Jackson Pike Survival Guide to Franklin County Jail
FCCC II, aka "The Workhouse"
What to Expect When You Arrive
When you arrive, you can bring the following items with you:
- 6 Crew-Neck T-shirts, 6 pair underwear, 6 pair socks. -All of these items must be WHITE and NEW in the original packaging when you arrive.
- 6 Paperback books and/or magazines –soft back only.
- 10 Photographs of normal size.
- 1 pair glasses.
- 1 soft cover Bible.
- Money –cash is fine.
They will check them over and give you a big paper bag with all your stuff. You can later swap out books when your visitors come, but you can only have a total of 6 books under your name at a given time. The money you brought will go into your account (minus 40 dollar 'reception fee') that you can use to buy items from the commissary. So if you show up with only 40 dollars, you will have 0 dollars on your account. It is reasonable to show up with about 100 dollars, and more can be added later by your family if needed.
When you arrive you will be issued a wristband, brown canvas top and blue canvas pants, a blanket, towel, washcloth, sleeping mat and fitted sheet. You will also get a cup and spoon. –You will need to keep all these items and turn them in when you leave the jail.
Tip – When you show up and are being processed, be very respectful to the guards. Call them 'Sir' etc. At some point during the check-in, you should try to ask them to be placed in a 'laid-back, chill tank.'
The structure of the jail is set up into large dormitories, called pods or tanks, that can accommodate 25+ people. There may be fewer people, and you would be comfortable with about 10-14 at any given time. There are about 14 steel bunks per tank. The tanks are divided into a sleeping side and a common room. The sleeping side with the beds also has a single-person shower with a curtain and a sink and toilet behind a half-wall. The common room has a couple of steel picnic tables, a TV behind Plexiglas, and two wall phones.

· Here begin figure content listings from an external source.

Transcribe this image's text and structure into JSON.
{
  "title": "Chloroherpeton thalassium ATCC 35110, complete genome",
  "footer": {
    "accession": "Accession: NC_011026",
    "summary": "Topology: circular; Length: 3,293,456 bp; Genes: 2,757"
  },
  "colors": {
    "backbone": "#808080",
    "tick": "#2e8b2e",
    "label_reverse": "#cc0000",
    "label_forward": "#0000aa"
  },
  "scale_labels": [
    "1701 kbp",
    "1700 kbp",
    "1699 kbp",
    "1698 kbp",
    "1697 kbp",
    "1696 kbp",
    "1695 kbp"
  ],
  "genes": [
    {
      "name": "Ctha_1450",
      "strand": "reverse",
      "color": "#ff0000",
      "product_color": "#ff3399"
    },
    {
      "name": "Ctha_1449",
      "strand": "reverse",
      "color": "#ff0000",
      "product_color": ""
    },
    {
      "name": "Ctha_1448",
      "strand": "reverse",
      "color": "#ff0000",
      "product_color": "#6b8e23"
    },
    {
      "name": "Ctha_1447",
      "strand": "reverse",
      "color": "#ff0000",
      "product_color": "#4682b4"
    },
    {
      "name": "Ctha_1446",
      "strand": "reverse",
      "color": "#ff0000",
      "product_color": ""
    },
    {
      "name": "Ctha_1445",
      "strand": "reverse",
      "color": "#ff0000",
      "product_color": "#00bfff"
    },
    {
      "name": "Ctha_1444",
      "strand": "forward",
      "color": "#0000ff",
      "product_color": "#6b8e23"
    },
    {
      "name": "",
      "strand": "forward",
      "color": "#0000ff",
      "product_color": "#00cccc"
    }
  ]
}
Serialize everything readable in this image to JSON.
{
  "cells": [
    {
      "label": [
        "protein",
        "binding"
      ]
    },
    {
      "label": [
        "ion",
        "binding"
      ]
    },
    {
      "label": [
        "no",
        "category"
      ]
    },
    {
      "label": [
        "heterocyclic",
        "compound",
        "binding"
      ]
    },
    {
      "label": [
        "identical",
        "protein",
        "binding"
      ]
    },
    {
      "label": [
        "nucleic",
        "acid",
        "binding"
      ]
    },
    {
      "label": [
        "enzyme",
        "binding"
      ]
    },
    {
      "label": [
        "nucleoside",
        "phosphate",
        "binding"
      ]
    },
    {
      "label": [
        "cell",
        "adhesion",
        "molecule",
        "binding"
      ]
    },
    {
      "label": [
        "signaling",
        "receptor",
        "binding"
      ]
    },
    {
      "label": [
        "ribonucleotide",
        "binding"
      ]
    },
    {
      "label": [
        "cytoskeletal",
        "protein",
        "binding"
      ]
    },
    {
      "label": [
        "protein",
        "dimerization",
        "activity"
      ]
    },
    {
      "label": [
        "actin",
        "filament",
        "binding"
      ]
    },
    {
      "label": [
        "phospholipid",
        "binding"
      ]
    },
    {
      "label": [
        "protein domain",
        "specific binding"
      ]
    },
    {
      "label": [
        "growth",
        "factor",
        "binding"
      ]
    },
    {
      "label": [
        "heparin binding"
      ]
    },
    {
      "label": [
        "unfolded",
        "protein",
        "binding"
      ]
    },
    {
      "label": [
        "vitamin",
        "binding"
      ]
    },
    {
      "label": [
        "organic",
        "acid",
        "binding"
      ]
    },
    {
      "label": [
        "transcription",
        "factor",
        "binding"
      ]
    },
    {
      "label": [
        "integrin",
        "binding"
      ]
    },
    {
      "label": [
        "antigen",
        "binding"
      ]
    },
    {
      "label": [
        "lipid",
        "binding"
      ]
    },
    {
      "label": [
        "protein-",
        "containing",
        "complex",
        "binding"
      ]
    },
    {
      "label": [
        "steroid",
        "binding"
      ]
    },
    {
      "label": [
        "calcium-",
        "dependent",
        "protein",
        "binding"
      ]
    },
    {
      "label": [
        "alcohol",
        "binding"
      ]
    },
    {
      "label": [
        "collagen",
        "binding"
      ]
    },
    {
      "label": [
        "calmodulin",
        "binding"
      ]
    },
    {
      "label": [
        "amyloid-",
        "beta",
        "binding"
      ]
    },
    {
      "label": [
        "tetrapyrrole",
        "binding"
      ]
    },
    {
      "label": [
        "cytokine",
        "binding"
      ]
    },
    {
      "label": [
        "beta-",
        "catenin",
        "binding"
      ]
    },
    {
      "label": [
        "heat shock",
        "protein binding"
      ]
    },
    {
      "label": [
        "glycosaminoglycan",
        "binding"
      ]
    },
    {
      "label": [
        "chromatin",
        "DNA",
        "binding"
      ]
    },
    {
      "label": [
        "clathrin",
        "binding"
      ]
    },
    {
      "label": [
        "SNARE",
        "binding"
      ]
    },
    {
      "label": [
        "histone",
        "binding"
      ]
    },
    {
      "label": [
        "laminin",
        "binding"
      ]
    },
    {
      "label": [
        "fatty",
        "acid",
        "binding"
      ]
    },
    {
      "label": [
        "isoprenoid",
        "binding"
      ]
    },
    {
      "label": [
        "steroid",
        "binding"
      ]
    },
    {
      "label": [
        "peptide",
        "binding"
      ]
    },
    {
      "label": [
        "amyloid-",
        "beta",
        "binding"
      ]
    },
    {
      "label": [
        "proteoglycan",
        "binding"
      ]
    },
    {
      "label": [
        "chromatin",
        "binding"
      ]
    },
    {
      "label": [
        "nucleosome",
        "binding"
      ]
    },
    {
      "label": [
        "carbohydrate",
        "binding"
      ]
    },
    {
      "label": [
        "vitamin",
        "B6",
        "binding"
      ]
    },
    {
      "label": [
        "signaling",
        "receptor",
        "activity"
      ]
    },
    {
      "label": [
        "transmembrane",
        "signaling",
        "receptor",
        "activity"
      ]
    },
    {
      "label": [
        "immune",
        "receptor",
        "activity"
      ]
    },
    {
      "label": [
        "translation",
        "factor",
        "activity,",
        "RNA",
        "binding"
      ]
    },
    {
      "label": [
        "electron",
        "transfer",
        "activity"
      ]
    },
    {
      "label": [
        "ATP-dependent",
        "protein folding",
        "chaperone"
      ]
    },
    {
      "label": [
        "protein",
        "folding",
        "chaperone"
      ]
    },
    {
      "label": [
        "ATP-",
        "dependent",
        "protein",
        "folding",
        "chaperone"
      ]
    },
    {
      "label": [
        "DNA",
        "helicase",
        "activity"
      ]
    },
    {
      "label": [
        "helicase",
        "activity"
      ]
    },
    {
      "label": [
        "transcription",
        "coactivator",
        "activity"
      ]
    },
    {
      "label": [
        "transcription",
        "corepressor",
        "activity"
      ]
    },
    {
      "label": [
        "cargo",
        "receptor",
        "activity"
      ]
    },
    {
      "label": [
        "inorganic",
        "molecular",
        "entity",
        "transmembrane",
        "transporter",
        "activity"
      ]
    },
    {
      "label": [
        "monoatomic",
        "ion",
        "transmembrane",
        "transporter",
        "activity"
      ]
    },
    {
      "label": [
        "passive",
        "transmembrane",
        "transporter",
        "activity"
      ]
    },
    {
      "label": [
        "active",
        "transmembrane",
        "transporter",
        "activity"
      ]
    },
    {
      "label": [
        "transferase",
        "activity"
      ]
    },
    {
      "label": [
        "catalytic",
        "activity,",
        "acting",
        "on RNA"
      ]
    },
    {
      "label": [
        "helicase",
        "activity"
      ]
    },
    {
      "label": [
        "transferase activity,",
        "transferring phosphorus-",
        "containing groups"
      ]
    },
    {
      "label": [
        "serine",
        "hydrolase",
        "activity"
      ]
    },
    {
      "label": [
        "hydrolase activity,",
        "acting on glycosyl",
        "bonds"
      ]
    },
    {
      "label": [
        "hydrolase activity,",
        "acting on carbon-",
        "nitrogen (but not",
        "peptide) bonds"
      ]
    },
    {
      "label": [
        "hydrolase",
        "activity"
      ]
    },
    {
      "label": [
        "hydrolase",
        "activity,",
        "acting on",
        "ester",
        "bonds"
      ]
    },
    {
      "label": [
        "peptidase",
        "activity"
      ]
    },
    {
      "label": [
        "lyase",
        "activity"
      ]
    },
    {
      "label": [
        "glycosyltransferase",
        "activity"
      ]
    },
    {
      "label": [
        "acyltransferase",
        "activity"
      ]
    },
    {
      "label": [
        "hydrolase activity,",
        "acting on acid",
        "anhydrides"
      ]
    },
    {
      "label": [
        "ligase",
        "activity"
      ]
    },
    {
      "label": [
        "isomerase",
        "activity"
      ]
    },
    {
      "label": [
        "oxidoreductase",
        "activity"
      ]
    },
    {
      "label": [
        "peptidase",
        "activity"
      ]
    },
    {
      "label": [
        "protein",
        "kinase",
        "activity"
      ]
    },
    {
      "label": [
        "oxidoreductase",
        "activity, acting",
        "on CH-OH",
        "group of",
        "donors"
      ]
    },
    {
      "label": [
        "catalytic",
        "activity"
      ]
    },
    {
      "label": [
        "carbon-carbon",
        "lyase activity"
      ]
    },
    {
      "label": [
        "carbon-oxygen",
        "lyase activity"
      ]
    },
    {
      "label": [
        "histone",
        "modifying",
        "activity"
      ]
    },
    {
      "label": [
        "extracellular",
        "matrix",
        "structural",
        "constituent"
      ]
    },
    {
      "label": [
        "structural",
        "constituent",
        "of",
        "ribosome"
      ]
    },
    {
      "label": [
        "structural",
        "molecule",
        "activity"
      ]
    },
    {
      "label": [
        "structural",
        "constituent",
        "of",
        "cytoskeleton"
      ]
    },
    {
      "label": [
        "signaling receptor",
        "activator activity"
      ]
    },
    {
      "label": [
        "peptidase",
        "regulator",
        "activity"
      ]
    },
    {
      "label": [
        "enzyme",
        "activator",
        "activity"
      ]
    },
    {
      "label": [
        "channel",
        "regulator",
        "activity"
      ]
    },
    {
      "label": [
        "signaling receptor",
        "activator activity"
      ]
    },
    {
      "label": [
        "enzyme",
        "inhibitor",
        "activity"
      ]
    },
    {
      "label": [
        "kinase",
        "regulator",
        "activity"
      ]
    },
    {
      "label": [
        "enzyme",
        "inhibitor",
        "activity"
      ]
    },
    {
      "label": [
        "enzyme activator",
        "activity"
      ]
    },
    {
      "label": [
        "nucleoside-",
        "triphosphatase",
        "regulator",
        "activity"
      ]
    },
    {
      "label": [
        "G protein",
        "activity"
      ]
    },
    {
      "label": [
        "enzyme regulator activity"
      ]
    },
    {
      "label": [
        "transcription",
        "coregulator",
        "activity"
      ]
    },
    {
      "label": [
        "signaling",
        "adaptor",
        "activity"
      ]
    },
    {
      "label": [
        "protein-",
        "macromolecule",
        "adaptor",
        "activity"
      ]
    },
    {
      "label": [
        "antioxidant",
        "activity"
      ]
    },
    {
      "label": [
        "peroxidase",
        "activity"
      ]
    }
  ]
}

When you get in the tank you will first go find an open bunk (bottom is better than top), place your stuff under your bunk, and get comfortable. If you want to sleep, go for it. However, in the workhouse, the lights never go off. If you like the dark, you will have to put your blanket or towel over your eyes or fashion a mask from some socks or clothes. It gets better to sleep in the light as time goes by. The light is usually the biggest complaint.
Your family can set up money on the phone service which you have access to 24 hours a day. The number for them to call is 1-800-483-8314, once you are admitted. To make a call you will use just use your inmate # from your wristband, outgoing calls only.
Commissary is offered about every 7-10 days. You will get a sheet of paper with options of items you may want to buy, fill in the numbers you want, and money will be taken off your account. The items come in a big paper bag. Some popular and useful items were: toothbrush (a normal one), deodorant, protein bars, instant coffee packets (decaf, unfortunately), stamped envelopes, paper pad, pencil. People also frequently buy snacks such as Reese's or nutty wafers. Your family can add more money at the jail front desk.
Family visitation is about 20 minutes long, through a Plexiglas window.
- Times are: 12-2 PM and 6-9:30 PM.
- Last names: A-G are Sun/Thurs, H-O are Mon/Fri, and P-Z are Tues/Sat.
Your jail clothes are swapped out about once a week, but they come unannounced at night so don't miss it. Whites are washed about every 7-10 days (don't overstuff your washer bag with whites or they won't get as clean). Many people wash their clothes while in the shower, with a bar of soap and hang them dry on the rack. This actually works surprisingly well, and you will never run out of clean clothes if you do this most days. The only things you really need to send to the laundry are your towel, washcloth, and sheet.
The food is approximately average, but every meal is different so at least there is some variety. Though the food is not great, is not inedible by any means, and you will invariably be glad when trays come (5 AM, 10:30 AM, and 4 PM). A glass of milk is offered around 3 AM and 3:30 PM. The protein bars from the commissary are a good supplement of vitamins and protein, for 1.30 each which is not too bad.
What Else Can I Expect?
Not much else is guaranteed. Hopefully, you get placed in a chill tank with some guys that are just looking to pass their time peacefully. You may find a couple of people you get along with and talk with. Just be wary of verbal confrontations or affronts, trading food or commissary in advance, or gambling, since these can lead to fights.
You will catch up on your reading and thinking. Books make all the difference. Some people devote time to TV, playing cards, calisthenics, and phone conversations. The time passes by quickly. You will gain an appreciation for everything that you have in life. And hopefully, you will never have to go back. Best of Luck!